Reference: “Systems biology dissection of PTSD and MDD across brain regions, cell types, and blood” by Nikolaos P. Daskalakis, Artemis Iatrou, Chris Chatzinakos, Aarti Jajoo, Clara Snijders, Dennis Wylie, Christopher P. DiPietro, Ioulia Tsatsani, Chia-Yen Chen, Cameron D. Pernia, Marina Soliva-Estruch, Dhivya Arasappan, Rahul A. Bharadwaj, Leonardo Collado-Torres, Stefan Wuchty, Victor E. Alvarez, Eric B. Dammer, Amy Deep-Soboslay, Duc M. Duong, Nick Eagles, Bertrand R. Huber, Louise Huuki, Vincent L. Holstein, Mark W. Logue, Justina F. Lugenbühl, Adam X. Maihofer, Mark W. Miller, Caroline M. Nievergelt, Geo Pertea, Deanna Ross, Mohammad S. E. Sendi, Benjamin B. Sun, Ran Tao, James Tooke, Erika J. Wolf, Zane Zeier, PTSD Working Group of Psychiatric Genomics Consortium**, Sabina Berretta, Frances A. Champagne, Thomas Hyde, Nicholas T. Seyfried, Joo Heon Shin, Daniel R. Weinberger, Charles B. Nemeroff, Joel E. Kleinman and Kerry J. Ressler, 24 May 2024, Science.

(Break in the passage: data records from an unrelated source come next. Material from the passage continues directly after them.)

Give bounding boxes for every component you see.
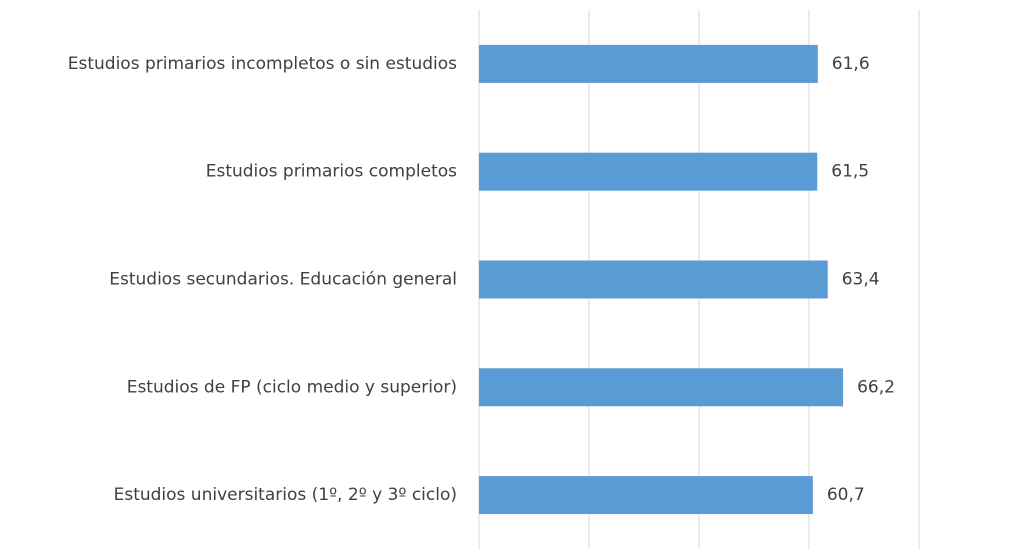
category-label: Estudios secundarios. Educación general: [109, 270, 457, 290]
value-label: 61,6: [832, 54, 870, 74]
category-label: Estudios universitarios (1º, 2º y 3º cic…: [114, 485, 457, 505]
category-label: Estudios de FP (ciclo medio y superior): [127, 377, 457, 397]
category-label: Estudios primarios completos: [206, 162, 457, 182]
value-label: 60,7: [827, 485, 865, 505]
bar: [479, 260, 828, 299]
bar: [479, 44, 818, 83]
value-label: 66,2: [857, 377, 895, 397]
category-label: Estudios primarios incompletos o sin est…: [68, 54, 457, 74]
bar: [479, 368, 844, 407]
value-label: 61,5: [831, 162, 869, 182]
bar: [479, 152, 818, 191]
bar: [479, 476, 813, 515]
value-label: 63,4: [842, 270, 880, 290]
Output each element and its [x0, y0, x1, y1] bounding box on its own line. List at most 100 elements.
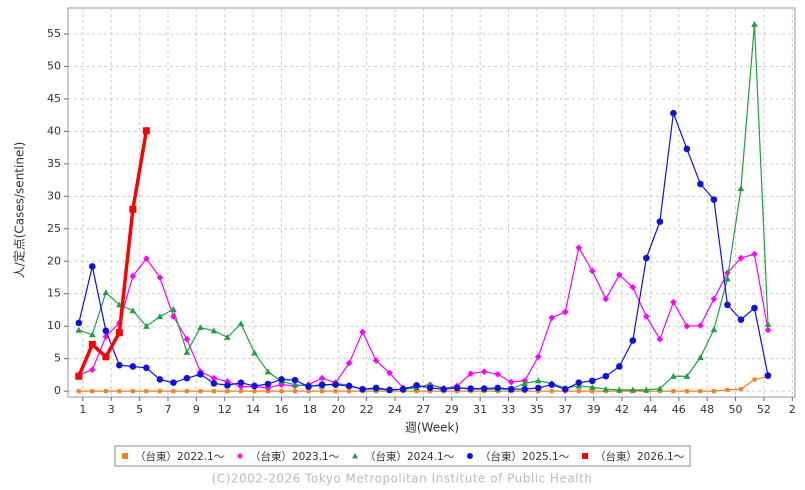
marker	[305, 383, 312, 390]
marker	[306, 389, 311, 394]
marker	[156, 274, 164, 281]
marker	[143, 255, 150, 262]
marker	[616, 386, 623, 393]
lines	[75, 20, 772, 394]
marker	[507, 378, 515, 386]
marker	[89, 331, 96, 338]
marker	[643, 313, 650, 320]
marker	[724, 269, 731, 277]
marker	[467, 385, 474, 392]
marker	[589, 267, 596, 275]
legend-box	[114, 445, 691, 467]
marker	[467, 370, 474, 377]
marker	[725, 387, 730, 392]
y-tick-label: 40	[47, 124, 61, 137]
marker	[582, 453, 588, 459]
marker	[251, 349, 258, 356]
x-tick-label: 52	[757, 403, 771, 416]
marker	[656, 335, 664, 343]
marker	[710, 196, 718, 203]
x-tick-label: 22	[360, 403, 374, 416]
marker	[372, 357, 380, 364]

DOI: 10.1126/science.adh3707

Disclosures: Nikolaos P. Daskalakis is on the scientific advisory boards for BioVie Inc., Circular Genomics, Inc., and Feel Therapeutics, Inc.; Daniel R. Weinberger is on the advisory boards of Pasithea Therapeutics and Sage Therapeutics for unrelated work; Duc M. Duong is a cofounder of ARC Proteomics, and cofounder and paid consultant of Emtherapro Inc.; Chia-Yen Chen is an employee of Biogen Inc.; Mohammad S. E Sendi receives consulting fees for unrelated work from Niji Corp, Benjamin B. Sun is an employee and stockholder of Biogen Inc.; Kerry J. Ressler has received consulting income from Alkermes and sponsored research support from Brainsway and Takeda, and is on the scientific advisory boards for Janssen, Verily, and Resilience Therapeutics for unrelated work.

Funding: This work was supported by grants from NIMH, the Brain & Behavior Research Foundation, Stichting Universitas / the Bontius Foundation, the Dutch Research Council (NWO) fund, and McLean Hospital.